The Looking Glass moves and updates at 60 frames per second, is in full-color, with content that is generated from a connected computer. So while a Looking Glass is technically a lightfield display with volumetric characteristics, it’s the closest we’ve ever come to putting the holograms we know and love from Star Wars and Adventure Time on our desks.
- Pricing: The standard Looking Glass will have a list price of $600 but during the pre-order window early backers can get it up to 33% off – starting at $399. The large Looking Glass will have a list price of $3,000, but during the pre-order window early backers can get it up to 33% off – starting at $1,999.
- Size(s): Two sizes:
○ Standard Looking Glass (8.9”)
○ Large Looking Glass (15.6” and ~3x the volume of the Standard Looking Glass)
- Compatible software: Integrated with Unity via the HoloPlay SDK (available with all Looking Glasses at no additional charge); Model and Animation Importer for OBJs and gLTF files (available with all Looking Glasses at no additional charge); an App Library with dozens of holographic apps will be available for PC/Mac download (available with all Looking Glasses at no additional charge).
- Required computer: The Looking Glass requires a modern PC (Nvidia graphics card recommended) or a MacBook Pro 2015 or later.
- Required other hardware/equipment: HDMI port + USB 3.0 port.

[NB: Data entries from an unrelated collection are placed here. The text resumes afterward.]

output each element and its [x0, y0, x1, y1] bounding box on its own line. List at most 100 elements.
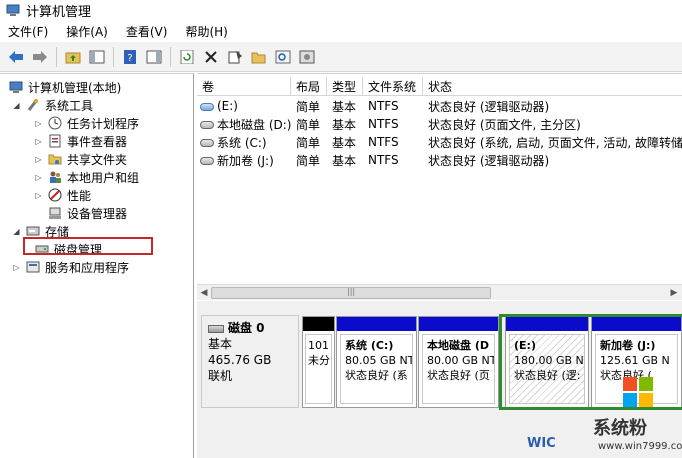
window-title: 计算机管理 — [26, 4, 92, 20]
tree-item-device-manager[interactable]: 设备管理器 — [47, 204, 127, 222]
column-header-layout[interactable]: 布局 — [291, 77, 327, 96]
partition-status: 状态良好 (系 — [345, 369, 408, 382]
partition-bar — [419, 317, 498, 331]
forward-arrow-icon — [33, 50, 47, 63]
volume-name: (E:) — [217, 99, 238, 113]
tree-item-performance[interactable]: ▷ 性能 — [34, 186, 91, 204]
show-hide-action-pane-button[interactable] — [144, 47, 164, 67]
volume-filesystem: NTFS — [368, 99, 399, 113]
tree-item-label: 任务计划程序 — [67, 116, 140, 131]
settings-button[interactable] — [297, 47, 317, 67]
tree-item-shared-folders[interactable]: ▷ 共享文件夹 — [34, 150, 127, 168]
collapse-triangle-icon[interactable]: ◢ — [12, 101, 21, 110]
extended-partition-selection — [499, 314, 682, 410]
tools-icon — [25, 98, 41, 112]
properties-button[interactable] — [225, 47, 245, 67]
menu-file[interactable]: 文件(F) — [8, 23, 48, 40]
show-hide-tree-button[interactable] — [87, 47, 107, 67]
search-button[interactable] — [273, 47, 293, 67]
tree-item-label: 服务和应用程序 — [45, 260, 130, 275]
disk-0-label[interactable]: 磁盘 0 基本 465.76 GB 联机 — [201, 315, 299, 408]
delete-button[interactable] — [201, 47, 221, 67]
properties-icon — [228, 50, 242, 63]
partition-size: 101 — [308, 339, 329, 352]
tree-item-label: 事件查看器 — [67, 134, 128, 149]
watermark-brand: 系统粉 — [593, 418, 647, 439]
volume-list: 卷 布局 类型 文件系统 状态 (E:) 简单 基本 NTFS 状态良好 (逻辑… — [197, 73, 682, 301]
tree-item-event-viewer[interactable]: ▷ 事件查看器 — [34, 132, 127, 150]
folder-up-icon — [65, 52, 81, 63]
partition-name: 本地磁盘 (D — [427, 339, 489, 352]
toolbar-separator — [170, 46, 171, 67]
expand-triangle-icon[interactable]: ▷ — [34, 191, 43, 200]
horizontal-scrollbar[interactable]: ◀ ||| ▶ — [197, 284, 682, 300]
menu-action[interactable]: 操作(A) — [66, 23, 108, 40]
table-row[interactable]: 系统 (C:) 简单 基本 NTFS 状态良好 (系统, 启动, 页面文件, 活… — [197, 133, 682, 151]
disk-size: 465.76 GB — [208, 353, 272, 367]
disk-management-highlight-box — [23, 237, 153, 255]
clock-icon — [47, 116, 63, 130]
partition-bar — [303, 317, 334, 331]
delete-x-icon — [205, 50, 217, 63]
volume-name: 新加卷 (J:) — [217, 153, 274, 168]
volume-type: 基本 — [332, 99, 357, 114]
volume-type: 基本 — [332, 117, 357, 132]
tree-item-root[interactable]: 计算机管理(本地) — [8, 78, 121, 96]
help-icon: ? — [124, 49, 136, 64]
tree-item-services-apps[interactable]: ▷ 服务和应用程序 — [12, 258, 129, 276]
volume-status: 状态良好 (页面文件, 主分区) — [428, 117, 581, 132]
collapse-triangle-icon[interactable]: ◢ — [12, 227, 21, 236]
column-header-volume[interactable]: 卷 — [197, 77, 291, 96]
table-row[interactable]: 新加卷 (J:) 简单 基本 NTFS 状态良好 (逻辑驱动器) — [197, 151, 682, 169]
expand-triangle-icon[interactable]: ▷ — [34, 119, 43, 128]
scroll-left-arrow-icon[interactable]: ◀ — [198, 287, 210, 299]
open-button[interactable] — [249, 47, 269, 67]
disk-settings-icon — [299, 50, 315, 63]
up-one-level-button[interactable] — [63, 47, 83, 67]
column-header-type[interactable]: 类型 — [327, 77, 363, 96]
volume-icon — [200, 102, 214, 111]
partition-d[interactable]: 本地磁盘 (D 80.00 GB NTF 状态良好 (页 — [418, 316, 499, 408]
volume-layout: 简单 — [296, 117, 321, 132]
watermark-url: www.win7999.com — [598, 441, 682, 452]
scroll-right-arrow-icon[interactable]: ▶ — [668, 287, 680, 299]
help-button[interactable]: ? — [120, 47, 140, 67]
menu-bar: 文件(F) 操作(A) 查看(V) 帮助(H) — [0, 20, 682, 42]
services-icon — [25, 260, 41, 274]
partition-unallocated[interactable]: 101 未分 — [302, 316, 335, 408]
volume-filesystem: NTFS — [368, 153, 399, 167]
menu-view[interactable]: 查看(V) — [126, 23, 168, 40]
computer-management-icon — [6, 4, 20, 16]
tree-item-local-users[interactable]: ▷ 本地用户和组 — [34, 168, 139, 186]
tree-item-system-tools[interactable]: ◢ 系统工具 — [12, 96, 93, 114]
refresh-button[interactable] — [177, 47, 197, 67]
volume-layout: 简单 — [296, 135, 321, 150]
storage-icon — [25, 224, 41, 238]
watermark-text: WIC — [527, 436, 556, 451]
column-header-status[interactable]: 状态 — [423, 77, 682, 96]
partition-c[interactable]: 系统 (C:) 80.05 GB NTF 状态良好 (系 — [336, 316, 417, 408]
forward-button[interactable] — [30, 47, 50, 67]
table-row[interactable]: (E:) 简单 基本 NTFS 状态良好 (逻辑驱动器) — [197, 97, 682, 115]
expand-triangle-icon[interactable]: ▷ — [34, 155, 43, 164]
shared-folder-icon — [47, 152, 63, 166]
volume-filesystem: NTFS — [368, 117, 399, 131]
table-row[interactable]: 本地磁盘 (D:) 简单 基本 NTFS 状态良好 (页面文件, 主分区) — [197, 115, 682, 133]
volume-icon — [200, 157, 214, 165]
windows-logo-icon — [623, 377, 653, 407]
expand-triangle-icon[interactable]: ▷ — [12, 263, 21, 272]
volume-icon — [200, 121, 214, 129]
svg-text:?: ? — [127, 53, 132, 64]
tree-item-task-scheduler[interactable]: ▷ 任务计划程序 — [34, 114, 139, 132]
menu-help[interactable]: 帮助(H) — [185, 23, 227, 40]
console-tree-icon — [89, 50, 105, 63]
partition-size: 80.00 GB NTF — [427, 354, 494, 367]
tree-item-label: 本地用户和组 — [67, 170, 140, 185]
column-header-filesystem[interactable]: 文件系统 — [363, 77, 423, 96]
expand-triangle-icon[interactable]: ▷ — [34, 137, 43, 146]
disk-name: 磁盘 0 — [228, 321, 265, 335]
expand-triangle-icon[interactable]: ▷ — [34, 173, 43, 182]
title-bar: 计算机管理 — [0, 0, 682, 20]
device-manager-icon — [47, 206, 63, 220]
back-button[interactable] — [6, 47, 26, 67]
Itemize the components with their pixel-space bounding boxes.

- Software: Currently, you can get your creations into the Looking Glass in three ways:
- Model and Animation Importer: Upload an .OBJ, .gLTF, or .glb file into our Model and Animation Importer and to view them immediately in the Looking Glass.

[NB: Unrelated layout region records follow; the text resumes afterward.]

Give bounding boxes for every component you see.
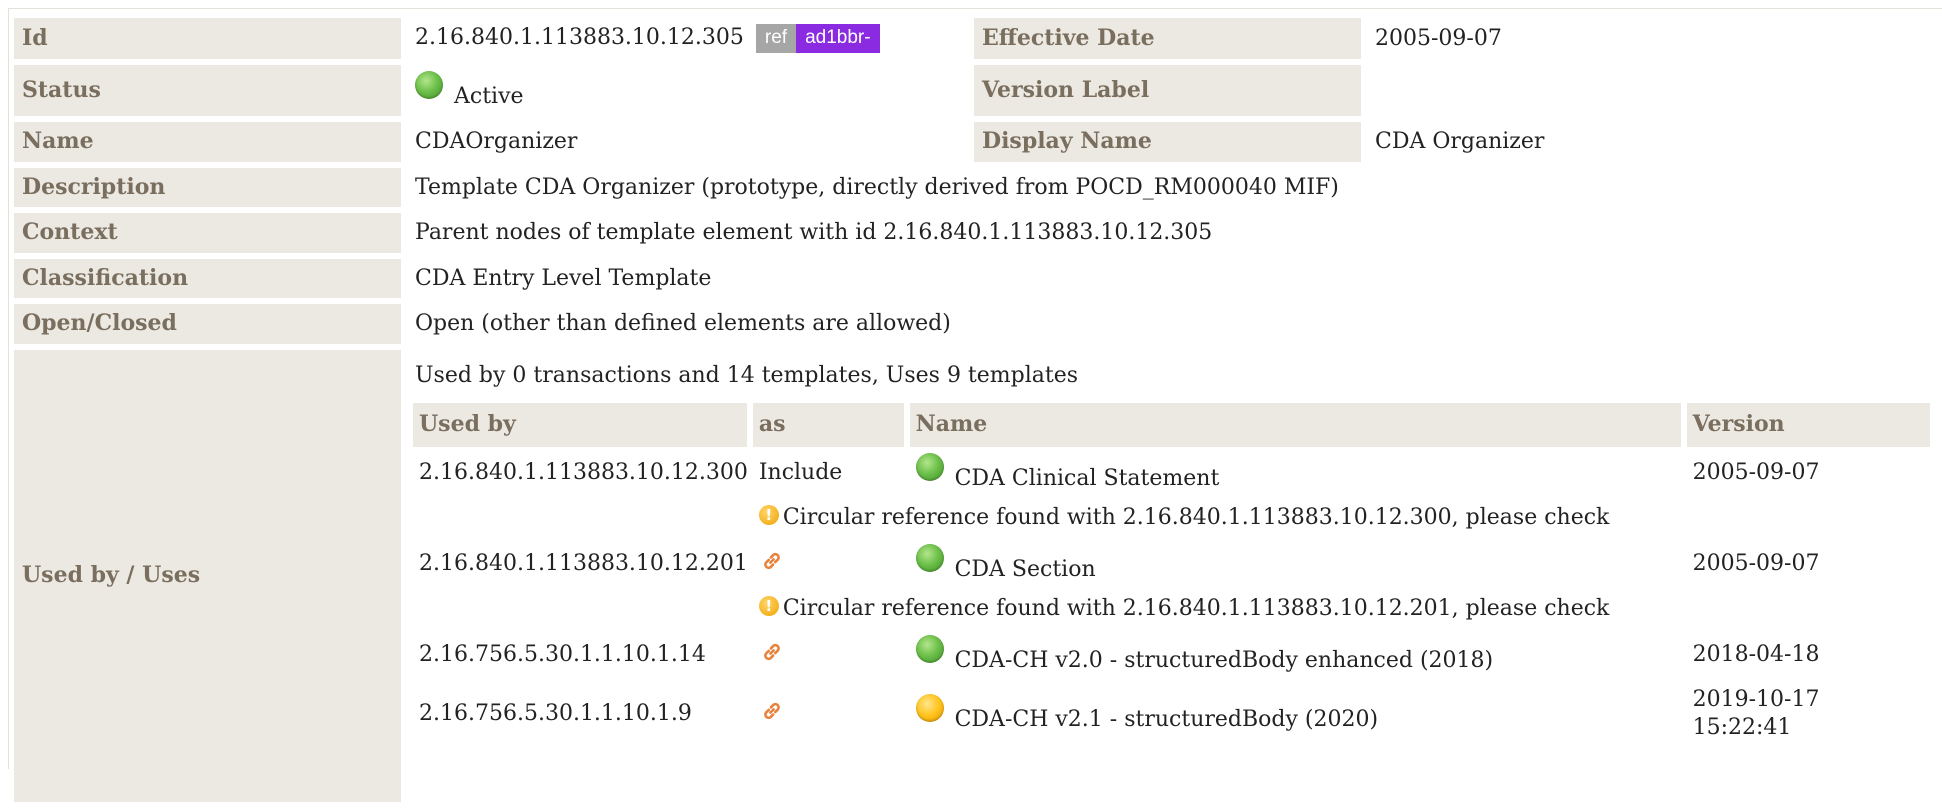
description-value: Template CDA Organizer (prototype, direc…: [407, 167, 1936, 208]
usage-as-cell: [753, 538, 904, 590]
usage-template-name[interactable]: CDA Section: [955, 557, 1096, 582]
link-icon[interactable]: [759, 639, 785, 665]
id-label: Id: [14, 18, 401, 59]
effective-date-value: 2005-09-07: [1367, 18, 1936, 59]
usage-as-cell: [753, 629, 904, 681]
status-active-icon: [915, 634, 944, 663]
usage-summary: Used by 0 transactions and 14 templates,…: [415, 362, 1079, 388]
version-label-value: [1367, 64, 1936, 117]
link-icon[interactable]: [759, 548, 785, 574]
usage-used-by-id: 2.16.756.5.30.1.1.10.1.9: [419, 701, 692, 727]
version-label-label: Version Label: [974, 64, 1361, 117]
context-label: Context: [14, 213, 401, 253]
usage-row: 2.16.840.1.113883.10.12.201 CDA Section …: [413, 538, 1930, 590]
usage-name-cell[interactable]: CDA Section: [910, 538, 1681, 590]
row-context: Context Parent nodes of template element…: [14, 213, 1936, 253]
usage-used-by-id: 2.16.756.5.30.1.1.10.1.14: [419, 641, 706, 667]
usage-version: 2005-09-07: [1692, 459, 1820, 485]
used-by-uses-cell: Used by 0 transactions and 14 templates,…: [407, 349, 1936, 802]
usage-row: 2.16.756.5.30.1.1.10.1.14 CDA-CH v2.0 - …: [413, 629, 1930, 681]
name-label: Name: [14, 122, 401, 162]
usage-warning-row: ! Circular reference found with 2.16.840.…: [413, 589, 1930, 629]
usage-template-name[interactable]: CDA-CH v2.0 - structuredBody enhanced (2…: [955, 648, 1494, 673]
usage-version-cell: 2019-10-17 15:22:41: [1687, 680, 1930, 747]
row-status: Status Active Version Label: [14, 64, 1936, 117]
usage-name-cell[interactable]: CDA-CH v2.0 - structuredBody enhanced (2…: [910, 629, 1681, 681]
col-header-as: as: [752, 403, 904, 447]
ref-badge[interactable]: ref: [755, 24, 797, 53]
project-badge[interactable]: ad1bbr-: [796, 24, 880, 53]
row-name: Name CDAOrganizer Display Name CDA Organ…: [14, 122, 1936, 162]
status-active-icon: [915, 543, 944, 572]
usage-header-row: Used by as Name Version: [413, 403, 1930, 447]
usage-row: 2.16.756.5.30.1.1.10.1.9 CDA-CH v2.1 - s…: [413, 680, 1930, 747]
id-value-cell: 2.16.840.1.113883.10.12.305 ref ad1bbr-: [407, 18, 968, 59]
status-draft-icon: [915, 694, 944, 723]
link-icon[interactable]: [759, 698, 785, 724]
row-used-by-uses: Used by / Uses Used by 0 transactions an…: [14, 349, 1936, 802]
display-name-value: CDA Organizer: [1367, 122, 1936, 162]
open-closed-label: Open/Closed: [14, 304, 401, 344]
usage-name-cell[interactable]: CDA Clinical Statement: [910, 447, 1681, 499]
classification-label: Classification: [14, 258, 401, 299]
usage-version-time: 15:22:41: [1692, 714, 1792, 740]
usage-table: Used by as Name Version 2.16.840.1.11388…: [407, 403, 1936, 747]
context-value: Parent nodes of template element with id…: [407, 213, 1936, 253]
col-header-name: Name: [909, 403, 1681, 447]
usage-template-name[interactable]: CDA-CH v2.1 - structuredBody (2020): [955, 707, 1378, 732]
row-id: Id 2.16.840.1.113883.10.12.305 ref ad1bbr…: [14, 18, 1936, 59]
status-label: Status: [14, 64, 401, 117]
usage-as-cell: [753, 680, 904, 747]
usage-warning-row: ! Circular reference found with 2.16.840.…: [413, 498, 1930, 538]
status-active-icon: [415, 70, 443, 99]
status-active-icon: [915, 452, 944, 481]
warning-icon: !: [758, 596, 779, 617]
usage-name-cell[interactable]: CDA-CH v2.1 - structuredBody (2020): [910, 680, 1681, 747]
used-by-uses-label: Used by / Uses: [14, 349, 401, 802]
description-label: Description: [14, 167, 401, 208]
classification-value: CDA Entry Level Template: [407, 258, 1936, 299]
usage-used-by-id: 2.16.840.1.113883.10.12.201: [419, 550, 748, 576]
usage-warning: ! Circular reference found with 2.16.840.…: [753, 498, 1930, 538]
usage-version-date: 2019-10-17: [1692, 687, 1820, 713]
usage-template-name[interactable]: CDA Clinical Statement: [955, 466, 1220, 491]
usage-warning: ! Circular reference found with 2.16.840.…: [753, 589, 1930, 629]
template-id: 2.16.840.1.113883.10.12.305: [415, 25, 744, 50]
template-details-table: Id 2.16.840.1.113883.10.12.305 ref ad1bbr…: [8, 12, 1942, 808]
usage-version: 2018-04-18: [1692, 641, 1820, 667]
effective-date-label: Effective Date: [974, 18, 1361, 59]
row-description: Description Template CDA Organizer (prot…: [14, 167, 1936, 208]
status-value-cell: Active: [407, 64, 968, 117]
col-header-version: Version: [1686, 403, 1930, 447]
usage-version: 2005-09-07: [1692, 550, 1820, 576]
name-value: CDAOrganizer: [407, 122, 968, 162]
col-header-used-by: Used by: [413, 403, 747, 447]
usage-as: Include: [758, 459, 843, 485]
status-value: Active: [454, 83, 524, 109]
display-name-label: Display Name: [974, 122, 1361, 162]
row-open-closed: Open/Closed Open (other than defined ele…: [14, 304, 1936, 344]
usage-row: 2.16.840.1.113883.10.12.300 Include CDA …: [413, 447, 1930, 499]
row-classification: Classification CDA Entry Level Template: [14, 258, 1936, 299]
warning-icon: !: [758, 505, 779, 526]
warning-text: Circular reference found with 2.16.840.1…: [782, 505, 1610, 531]
warning-text: Circular reference found with 2.16.840.1…: [782, 596, 1610, 622]
open-closed-value: Open (other than defined elements are al…: [407, 304, 1936, 344]
usage-used-by-id: 2.16.840.1.113883.10.12.300: [419, 459, 748, 485]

- HoloPlay Unity SDK: An integrated Unity plugin for the Looking Glass. The HoloPlay Capture game object makes anything that can be made in Unity viewable inside a Looking Glass live. This includes animated models, volumetric video capture, interactive video games, and more.
- App Library: The App Library allows anyone with a Looking Glass to access a trove of applications, videos and models made by Looking Glass Factory and other close artist and developer friends. This is a desktop application available for download on PC/Mac and will be a quick and easy way to access a library of pre-made applications for the Looking Glass.
- Coming soon: direct viewports from Maya and Blender, with future live viewports and direct export from Rhino, Tinkercad, Solidworks, and ZBrush in the works.
- Skills required of users: You should be able to create, import or download 3D content.
- What content can work in here: You can upload any OBJ or gLTF file into the Looking Glass, as well as any 3D content from Unity.
Coming soon: direct ports from Maya, Blender, Rhino, Solidworks and ZBrush.
- What accessories will work with this: So far: Leap Motion, Arduino, depth cameras like the Intel Realsense, Ultrahaptics haptic feedback array, video game controllers like the Joycon
- What it is not: Traditional holograms are static, more like laser photographs, and not like the dynamic holograms you’ve seen in sci-fi. The Looking Glass is alive and genuinely 3D, and makes it possible for groups of people to view and interact with moving, 3D content for the first time. While it is not technically a conventional hologram, it’s not a Pepper’s Ghost like the Tupac “holograms” well-known on the internet – those are just 2D reflections.